10 Nisan 2022 Pazar

Ölüm Neferi Ceddil (Kelime Oyunu 71)


 Merhabalar. Her hafta verilen 5 kelime ile ilgili öykü, şiir, deneme yazabiliyoruz. Bu haftanın kelimeleri: Çığ, çekmece, rüya, avuç, oda



 Güneş dağların ardında batıyor, bulutlar bir ressamın elinden çıkmışçasına kızıla bürünüyordu. Akşam meltemi tepelerde esiyordu. Ceddil atları ağaca bağladıktan sonra Azaka onların su ve yemlerini verdi. Yorgun halde çimlere oturan Azaka bir şişe suyu başına dikti, kana kana içti. Ardından ağzını silip şişeyi çantaya koydu. “Bir şey mi oldu? Bugün fazla durgunsun.”

 “Son günlerde  garip rüyalar görüyorum. Şu şeyle ilgili...” dedi Ceddil ellerine bakarak.

 “Anlıyorum. Bilinçaltına işleyen bir şeyden kurtulman kolay olmaz. Hepsinin geride kaldığına inanıyorum artık korkman için bir sebep yok.”

 “Tekrar etmesinden korkuyorum, ne zaman ne olacağını bilememek çok yıpratıcı.”

 “Daha önce nasıl üstesinden geldiysen yine gelirsin. Ve ben seni yanlış bir şey yapmaktan uzak tutacağım. Hadi takma artık kafana, hava iyice kararmadan yerleşelim.”

 Ceddil neşelenmek için zorladı kendini, Azaka’dan daha fazla öğüt dinlemek istemiyordu. Eskiden ele avuca sığmaz biriyken içinde bulunduğu çıkmaz onu zamanla ehlileştirmişti. Karamsarlık ruhuna tersti ama Ölüm Neferi olduğu gerçeğiyle yüzleştiğinden beri hayatı alt üst olmuştu. Sırt çantasındaki uyku tulumunu ve diğer malzemeleri çıkarırken ağaçların arasındaki bir şey gözüne çarptı. Hızla dönüp baktığında herhangi birini göremedi. “Yorgunluktan galiba,” diye mırıldandı. Sabahtan beri çok yol kat etmişken kim onları takip edebilirdi? Yine de gecenin geri kalanında huzursuzluk yakasını bırakmadı.

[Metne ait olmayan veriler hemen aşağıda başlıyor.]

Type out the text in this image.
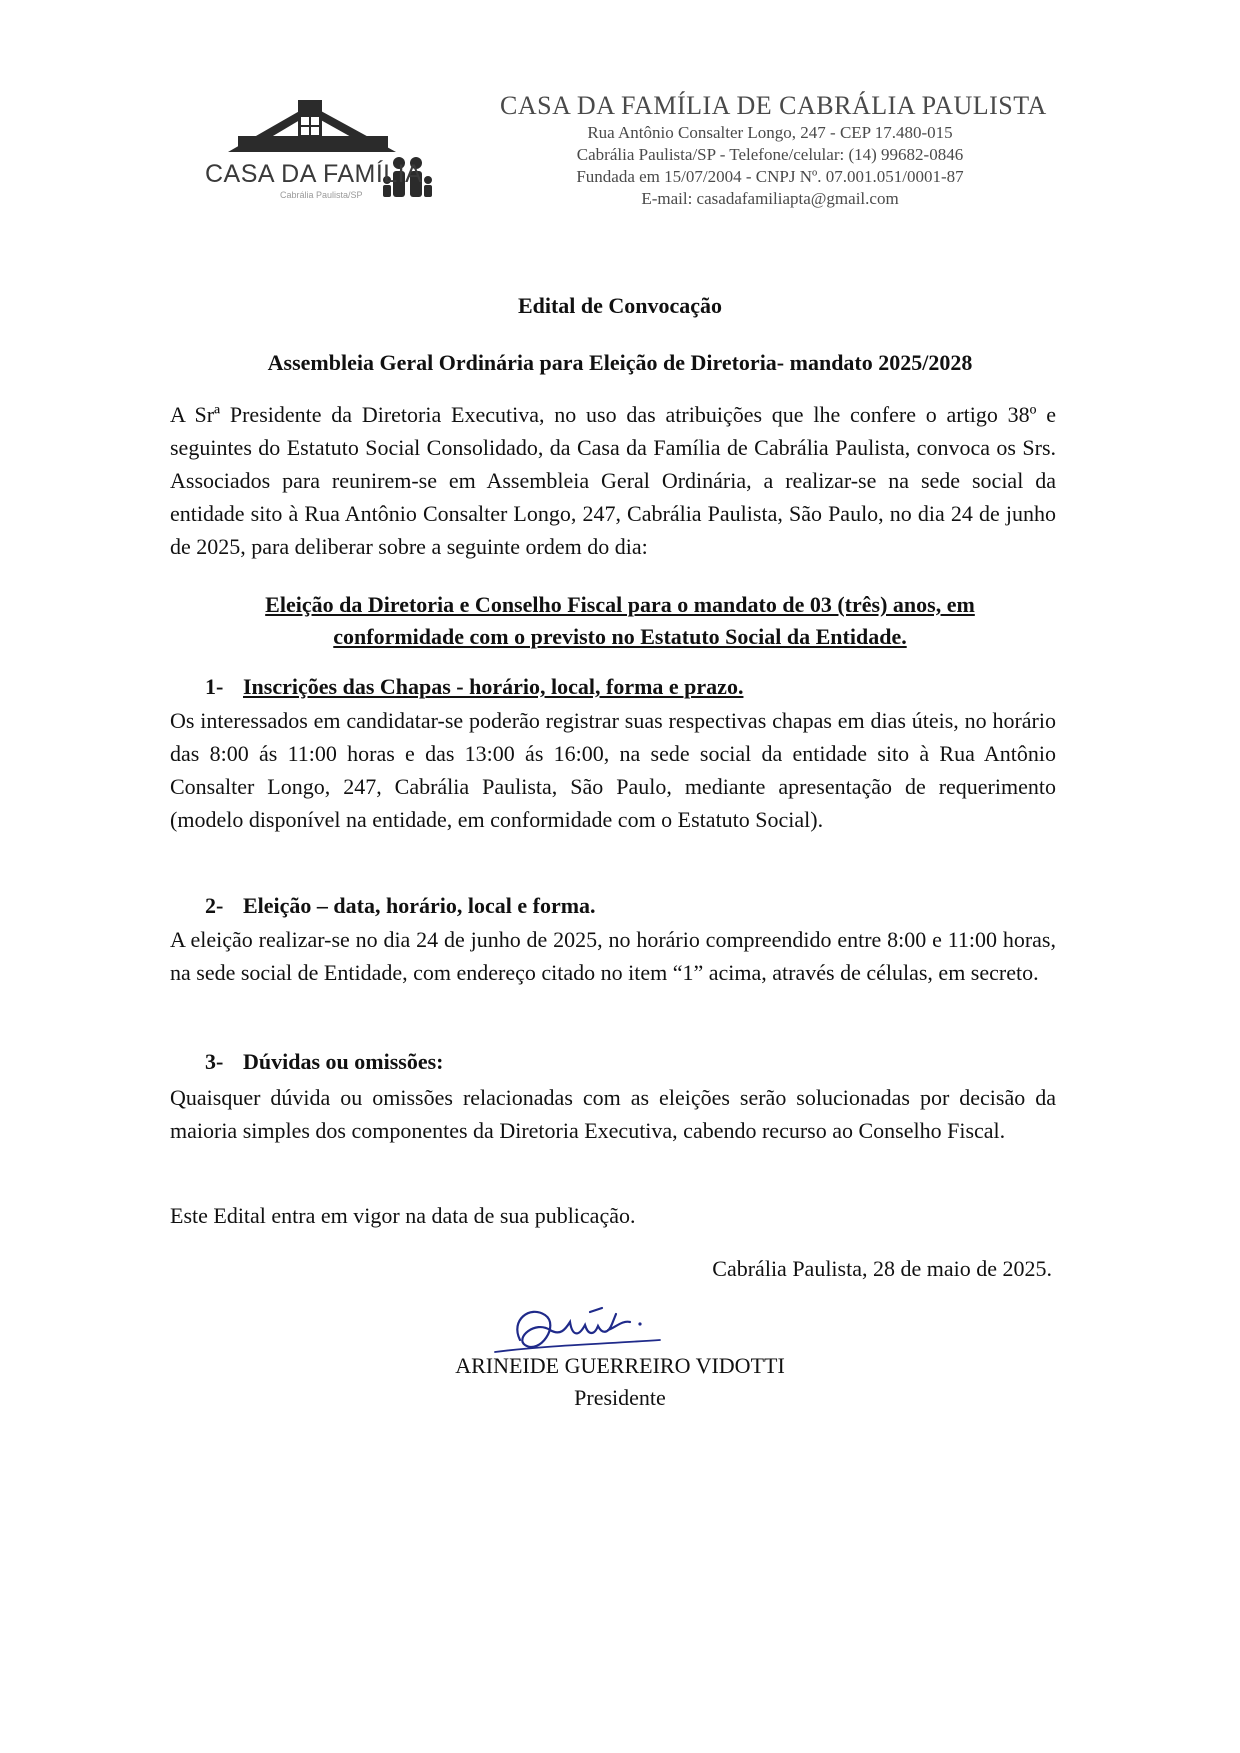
CASA DA FAMÍLIA
Cabrália Paulista/SP
CASA DA FAMÍLIA DE CABRÁLIA PAULISTA
Rua Antônio Consalter Longo, 247 - CEP 17.480-015
Cabrália Paulista/SP - Telefone/celular: (14) 99682-0846
Fundada em 15/07/2004 - CNPJ Nº. 07.001.051/0001-87
E-mail: casadafamiliapta@gmail.com
Edital de Convocação
Assembleia Geral Ordinária para Eleição de Diretoria- mandato 2025/2028

A Srª Presidente da Diretoria Executiva, no uso das atribuições que lhe confere o artigo 38º e seguintes do Estatuto Social Consolidado, da Casa da Família de Cabrália Paulista, convoca os Srs. Associados para reunirem-se em Assembleia Geral Ordinária, a realizar-se na sede social da entidade sito à Rua Antônio Consalter Longo, 247, Cabrália Paulista, São Paulo, no dia 24 de junho de 2025, para deliberar sobre a seguinte ordem do dia:

Eleição da Diretoria e Conselho Fiscal para o mandato de 03 (três) anos, em
conformidade com o previsto no Estatuto Social da Entidade.
1- Inscrições das Chapas - horário, local, forma e prazo.

Os interessados em candidatar-se poderão registrar suas respectivas chapas em dias úteis, no horário das 8:00 ás 11:00 horas e das 13:00 ás 16:00, na sede social da entidade sito à Rua Antônio Consalter Longo, 247, Cabrália Paulista, São Paulo, mediante apresentação de requerimento (modelo disponível na entidade, em conformidade com o Estatuto Social).

2- Eleição – data, horário, local e forma.

A eleição realizar-se no dia 24 de junho de 2025, no horário compreendido entre 8:00 e 11:00 horas, na sede social de Entidade, com endereço citado no item “1” acima, através de células, em secreto.

3- Dúvidas ou omissões:

Quaisquer dúvida ou omissões relacionadas com as eleições serão solucionadas por decisão da maioria simples dos componentes da Diretoria Executiva, cabendo recurso ao Conselho Fiscal.

Este Edital entra em vigor na data de sua publicação.
Cabrália Paulista, 28 de maio de 2025.
ARINEIDE GUERREIRO VIDOTTI
Presidente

 Uzaktaki yırtıcı hayvanların ulumaları geceye ses katan tek şeydi. Uyku tulumunun içinde sırt üstü uzanmış halde uyuyakaldı Ceddil. Rüya aleminin dolambaçlı sokaklarında kaybolmuştu. Yolunu bulmaya çalışırken ardından gelen ayak sesleri hiç kesilmemişti. Etrafta kimse olmamasına rağmen çok yakından gelen sesler onu rahatsız ediyordu. Karşısına çıkan boş kulübeye attı kendini. Oda sanki hiç terk edilmemişçesine tertemizdi. Ceddil ne aradığını bilmiyordu fakat içinden gelen sesin onu yönlendirmesine izin verdi. Karanlıkta aceleyle dolapları, çekmeceleri karıştırmaya başladı. Ansızın gaz lambaları yanınca her yer aydınlandı. Odanın dört duvarı da boydan boya aynayla kaplıydı. Gördüğü kendi görüntüsü Ceddil’i şoka uğrattı. Yüzündeki korkunç ifadenin önce başkasına ait olduğunu sandı, geriye doğru seğirtince tökezledi. Gözlerindeki vahşi, delilik dolu ifadeyle birleşen, alnından çenesine kadar uzanan ağ şeklindeki kırmızı damarlarla insan olmaktan çok uzak görünüyordu. Ellerinden cızırdar gibi çıkan kara dumanlar adeta sıradaki kurbanını arıyordu. Nefesini tutmuş halde irkilerek uyanan Ceddil ciğerlerine hızla oksijeni çekti. Hemen kalkıp suyla yüzünü yıkadı.

 “Kabus mu gördün?” Azaka da uyanmış, esniyordu.

 “Dönüştüğümde böyle göründüğümü bilmiyordum.”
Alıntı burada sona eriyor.